Other tales for children are :—Scarlet Anemones, by L. T.
Meade (Hodder and Stoughton), a story of English life in a chalet near the Pyrenees ; Slyboots, and other Farmyard Chronicles. By Beata Francis. (Hodder and Stoughton.)—Birds and beasts confabulate in Miss Francis's stories in a most delightful way. We should say, perhaps, that for quite young readers they mast be judiciously edited. It is true that farmyards are not governed by poetical justice, any more than is the world outside. But it may not be well to let this fact make itself known to children too abruptly. The present writer would not for the world shock the tender hearts of some little folks that he knows, by relating to them how the innocent mouse Downey came to a cruel end, and the wicked Sharpset escaped, thanks to the very ill-practices for which he ought to have been punished.
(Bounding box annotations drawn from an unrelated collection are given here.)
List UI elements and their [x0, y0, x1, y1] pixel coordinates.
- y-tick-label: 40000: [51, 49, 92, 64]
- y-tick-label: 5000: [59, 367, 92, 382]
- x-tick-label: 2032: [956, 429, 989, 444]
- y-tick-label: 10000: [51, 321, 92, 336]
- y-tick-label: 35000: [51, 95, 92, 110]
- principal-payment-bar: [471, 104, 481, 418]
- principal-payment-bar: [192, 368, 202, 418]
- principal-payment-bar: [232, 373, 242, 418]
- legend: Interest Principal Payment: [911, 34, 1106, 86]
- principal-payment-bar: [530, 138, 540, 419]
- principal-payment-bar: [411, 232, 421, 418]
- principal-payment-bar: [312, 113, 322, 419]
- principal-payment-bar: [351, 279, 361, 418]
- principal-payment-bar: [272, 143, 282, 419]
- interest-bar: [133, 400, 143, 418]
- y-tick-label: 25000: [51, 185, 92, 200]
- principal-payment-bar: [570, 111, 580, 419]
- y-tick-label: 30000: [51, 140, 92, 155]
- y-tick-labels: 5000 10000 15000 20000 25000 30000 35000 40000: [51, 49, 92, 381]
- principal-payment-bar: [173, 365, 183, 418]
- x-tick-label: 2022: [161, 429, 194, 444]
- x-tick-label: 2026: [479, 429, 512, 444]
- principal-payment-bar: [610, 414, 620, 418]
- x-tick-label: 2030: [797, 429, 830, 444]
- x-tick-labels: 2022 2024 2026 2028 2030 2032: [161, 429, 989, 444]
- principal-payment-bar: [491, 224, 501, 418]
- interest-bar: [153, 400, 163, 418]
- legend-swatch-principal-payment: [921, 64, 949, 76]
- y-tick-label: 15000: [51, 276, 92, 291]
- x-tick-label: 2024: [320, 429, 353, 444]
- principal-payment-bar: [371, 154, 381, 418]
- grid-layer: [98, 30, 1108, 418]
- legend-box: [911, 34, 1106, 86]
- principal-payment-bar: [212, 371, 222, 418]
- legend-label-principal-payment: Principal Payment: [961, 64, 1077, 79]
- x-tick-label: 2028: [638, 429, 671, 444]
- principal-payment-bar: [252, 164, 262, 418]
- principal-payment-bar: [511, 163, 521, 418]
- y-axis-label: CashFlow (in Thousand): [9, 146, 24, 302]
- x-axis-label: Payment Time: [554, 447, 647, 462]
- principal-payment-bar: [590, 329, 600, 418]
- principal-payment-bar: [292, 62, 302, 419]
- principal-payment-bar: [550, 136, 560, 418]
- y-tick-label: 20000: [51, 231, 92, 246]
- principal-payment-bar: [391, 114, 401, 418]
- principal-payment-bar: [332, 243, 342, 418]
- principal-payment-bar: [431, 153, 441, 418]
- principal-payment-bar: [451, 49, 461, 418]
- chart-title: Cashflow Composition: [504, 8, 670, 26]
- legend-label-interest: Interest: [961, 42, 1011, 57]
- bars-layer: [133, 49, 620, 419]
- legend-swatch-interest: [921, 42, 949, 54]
In fact, there is a certain cynicism in some of the stories which would not be at all wholesome for young readers, if they could assimilate it, a thing happily doubtful. But for older people the book is nothing less than delightful. On the whole, perhaps Miss Tabitha, the cat, who thinks the farmyard her own, is the most amusing person, though, for moral qualities, the humbler animal who applies for the place of an
undercat, to do the blackbeetling," is certainly to be preferred.